South Korean casino operator Paradise Co Ltd reported revenue up 3.8% to KRW 591.3b (U $544.5m) in 2014. Paradise operates five of the country’s 17 casinos and is currently building the $1.7b Paradise City integrated resort joint venture with Sega Sammy Holdings on Yeongjongdo island.
Table games continued to be Paradise’s dominant revenue driver in 2014, rising 3.5% to KRW 558.7b for the year thanks to table drop rising 12.7% to KRW 5.3t ($4.9b). Electronic gaming machines rose 10.4% to KRW 32.6b.
Meanwhile, South Korean politicians are coming under increased pressure to pass legislation that would allow locally owned cruise ships to offer onboard gambling. Earlier this month, Prime Minister Chung Hong-won urged the National Assembly to pass 14 pending motions, including a bill that would allow Korean-owned cruise lines to equip their vessels with casinos. Like all but one of South Korea’s brick-and-mortar casinos, these floating casinos would be accessible only by foreign tourists.
A member of the Prime Minister’s staff reminded the Korea Herald that the Harmony Cruise line, which launched with great fanfare in 2012, went bankrupt just two years later. The official compared Harmony Cruise with casino-equipped Malaysian cruise ships, which traditionally generate between 30% and 40% of revenues from gaming.
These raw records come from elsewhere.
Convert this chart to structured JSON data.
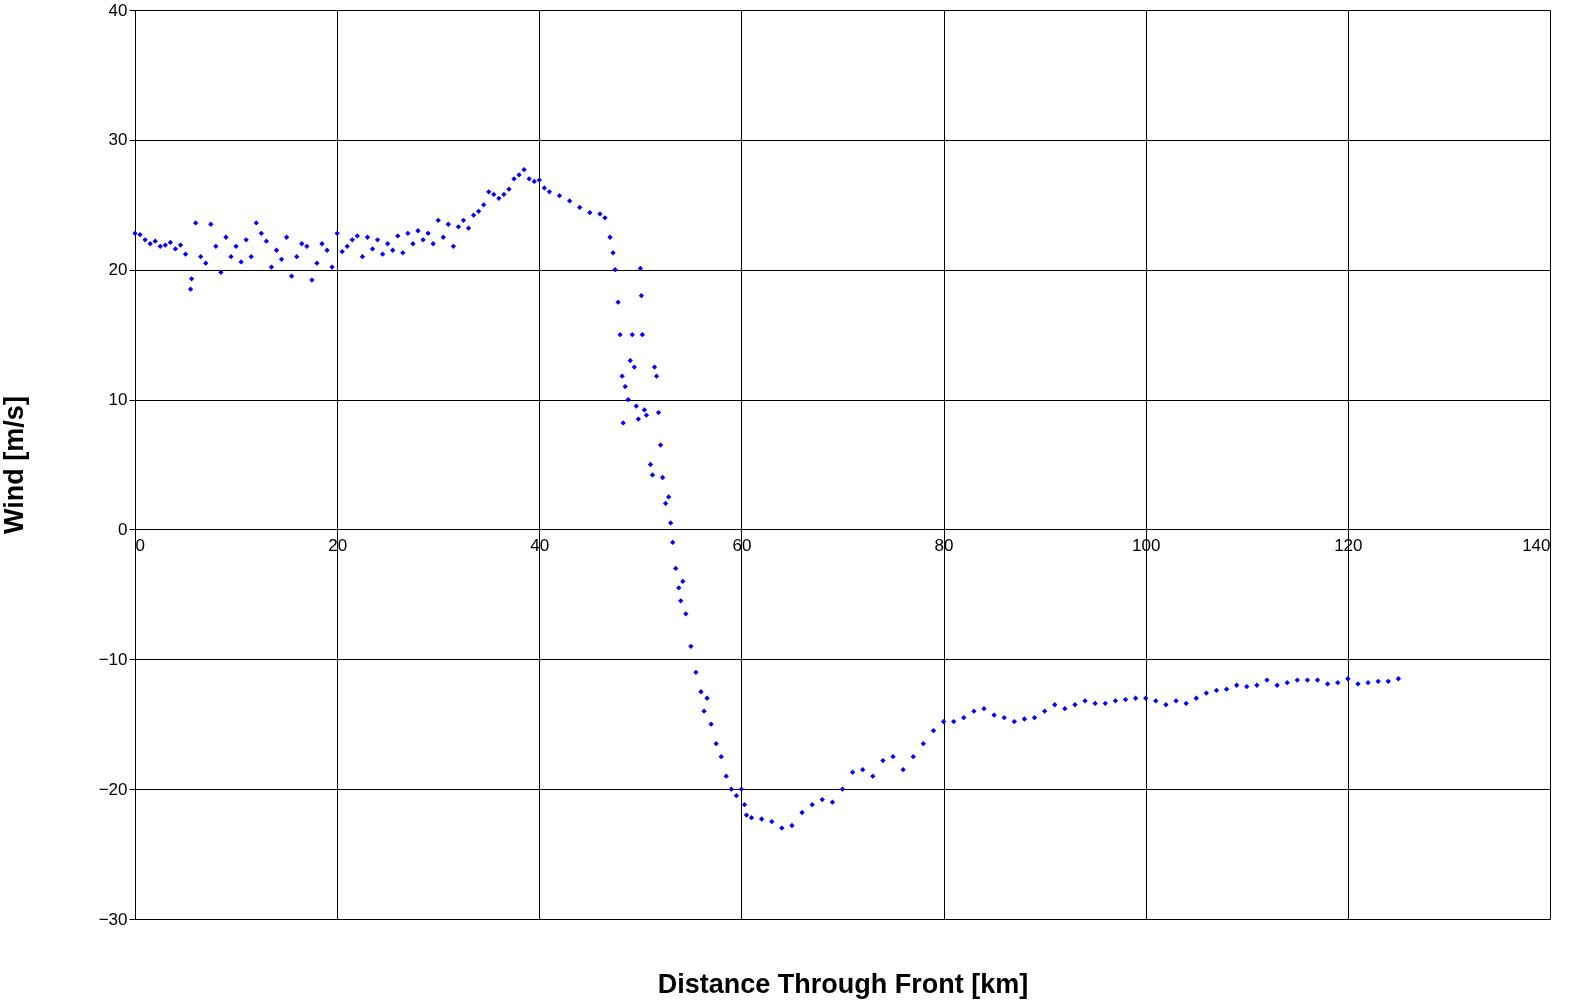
{
  "chart_data": {
    "type": "scatter",
    "xlabel": "Distance Through Front [km]",
    "ylabel": "Wind [m/s]",
    "xlim": [
      0,
      140
    ],
    "xticks": [
      0,
      20,
      40,
      60,
      80,
      100,
      120,
      140
    ],
    "ylim": [
      -30,
      40
    ],
    "yticks": [
      -30,
      -20,
      -10,
      0,
      10,
      20,
      30,
      40
    ],
    "grid": true,
    "marker": "diamond",
    "series": [
      {
        "color": "#0000ff",
        "x": [
          0,
          0.5,
          1,
          1.5,
          2,
          2.5,
          3,
          3.5,
          4,
          4.5,
          5,
          5.5,
          5.6,
          6,
          6.5,
          7,
          7.5,
          8,
          8.5,
          9,
          9.5,
          10,
          10.5,
          11,
          11.5,
          12,
          12.5,
          13,
          13.5,
          14,
          14.5,
          15,
          15.5,
          16,
          16.5,
          17,
          17.5,
          18,
          18.5,
          19,
          19.5,
          20,
          20.5,
          21,
          21.5,
          22,
          22.5,
          23,
          23.5,
          24,
          24.5,
          25,
          25.5,
          26,
          26.5,
          27,
          27.5,
          28,
          28.5,
          29,
          29.5,
          30,
          30.5,
          31,
          31.5,
          32,
          32.5,
          33,
          33.5,
          34,
          34.5,
          35,
          35.5,
          36,
          36.5,
          37,
          37.5,
          38,
          38.5,
          39,
          39.5,
          40,
          40.5,
          41,
          42,
          43,
          44,
          45,
          46,
          46.5,
          47,
          47.3,
          47.5,
          47.8,
          48,
          48.2,
          48.5,
          48.3,
          48.8,
          49,
          49.2,
          49.4,
          49.6,
          49.8,
          50,
          50.1,
          50.2,
          50.4,
          50.6,
          51,
          51.2,
          51.4,
          51.6,
          51.8,
          52,
          52.2,
          52.5,
          52.8,
          53,
          53.2,
          53.5,
          53.8,
          54,
          54.2,
          54.5,
          55,
          55.5,
          56,
          56.3,
          56.6,
          57,
          57.5,
          58,
          58.5,
          59,
          59.5,
          60,
          60.3,
          60.5,
          61,
          62,
          63,
          64,
          65,
          66,
          67,
          68,
          69,
          70,
          71,
          72,
          73,
          74,
          75,
          76,
          77,
          78,
          79,
          80,
          81,
          82,
          83,
          84,
          85,
          86,
          87,
          88,
          89,
          90,
          91,
          92,
          93,
          94,
          95,
          96,
          97,
          98,
          99,
          100,
          101,
          102,
          103,
          104,
          105,
          106,
          107,
          108,
          109,
          110,
          111,
          112,
          113,
          114,
          115,
          116,
          117,
          118,
          119,
          120,
          121,
          122,
          123,
          124,
          125
        ],
        "values": [
          22.8,
          22.7,
          22.3,
          22.0,
          22.2,
          21.8,
          21.9,
          22.1,
          21.6,
          21.9,
          21.2,
          18.5,
          19.3,
          23.6,
          21.0,
          20.5,
          23.5,
          21.8,
          19.8,
          22.5,
          21.0,
          21.8,
          20.6,
          22.3,
          21.0,
          23.6,
          22.8,
          22.2,
          20.2,
          21.5,
          20.8,
          22.5,
          19.5,
          21.0,
          22.0,
          21.8,
          19.2,
          20.5,
          22.0,
          21.5,
          20.2,
          22.8,
          21.4,
          21.8,
          22.3,
          22.6,
          21.0,
          22.5,
          21.6,
          22.3,
          21.2,
          22.0,
          21.5,
          22.6,
          21.3,
          22.8,
          22.0,
          23.0,
          22.3,
          22.8,
          22.0,
          23.8,
          22.5,
          23.5,
          21.8,
          23.3,
          23.8,
          23.2,
          24.2,
          24.5,
          25.0,
          26.0,
          25.8,
          25.5,
          25.8,
          26.2,
          27.0,
          27.3,
          27.7,
          27.0,
          26.8,
          26.9,
          26.3,
          26.0,
          25.7,
          25.3,
          24.8,
          24.4,
          24.3,
          24.0,
          22.5,
          21.3,
          20.0,
          17.5,
          15.0,
          11.8,
          11.0,
          8.2,
          10.0,
          13.0,
          15.0,
          12.5,
          9.5,
          8.5,
          20.1,
          18.0,
          15.0,
          9.2,
          8.8,
          5.0,
          4.2,
          12.5,
          11.8,
          9.0,
          6.5,
          4.0,
          2.0,
          2.5,
          0.5,
          -1.0,
          -3.0,
          -4.5,
          -5.5,
          -4.0,
          -6.5,
          -9.0,
          -11.0,
          -12.5,
          -14.0,
          -13.0,
          -15.0,
          -16.5,
          -17.5,
          -19.0,
          -20.0,
          -20.5,
          -20.0,
          -21.2,
          -22.0,
          -22.2,
          -22.3,
          -22.5,
          -23.0,
          -22.8,
          -21.8,
          -21.2,
          -20.8,
          -21.0,
          -20.0,
          -18.7,
          -18.5,
          -19.0,
          -17.8,
          -17.5,
          -18.5,
          -17.5,
          -16.5,
          -15.5,
          -14.8,
          -14.8,
          -14.5,
          -14.0,
          -13.8,
          -14.3,
          -14.5,
          -14.8,
          -14.6,
          -14.5,
          -14.0,
          -13.5,
          -13.8,
          -13.5,
          -13.2,
          -13.4,
          -13.4,
          -13.2,
          -13.1,
          -13.0,
          -13.0,
          -13.2,
          -13.5,
          -13.2,
          -13.4,
          -13.0,
          -12.6,
          -12.4,
          -12.3,
          -12.0,
          -12.1,
          -12.0,
          -11.6,
          -12.0,
          -11.8,
          -11.6,
          -11.6,
          -11.6,
          -11.9,
          -11.8,
          -11.5,
          -11.9,
          -11.8,
          -11.7,
          -11.7,
          -11.5
        ]
      }
    ]
  }
}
The desire to jump-start the domestic cruise industry is shared by the country’s president, Park Guen-hye, who made it among her election campaign pledges. The tourism industry employs some 850k citizens and Park wants to boost that to 1m by 2017. The country has also set targets of attracting 16m foreign tourists and raising tourism revenue to $24b by 2017.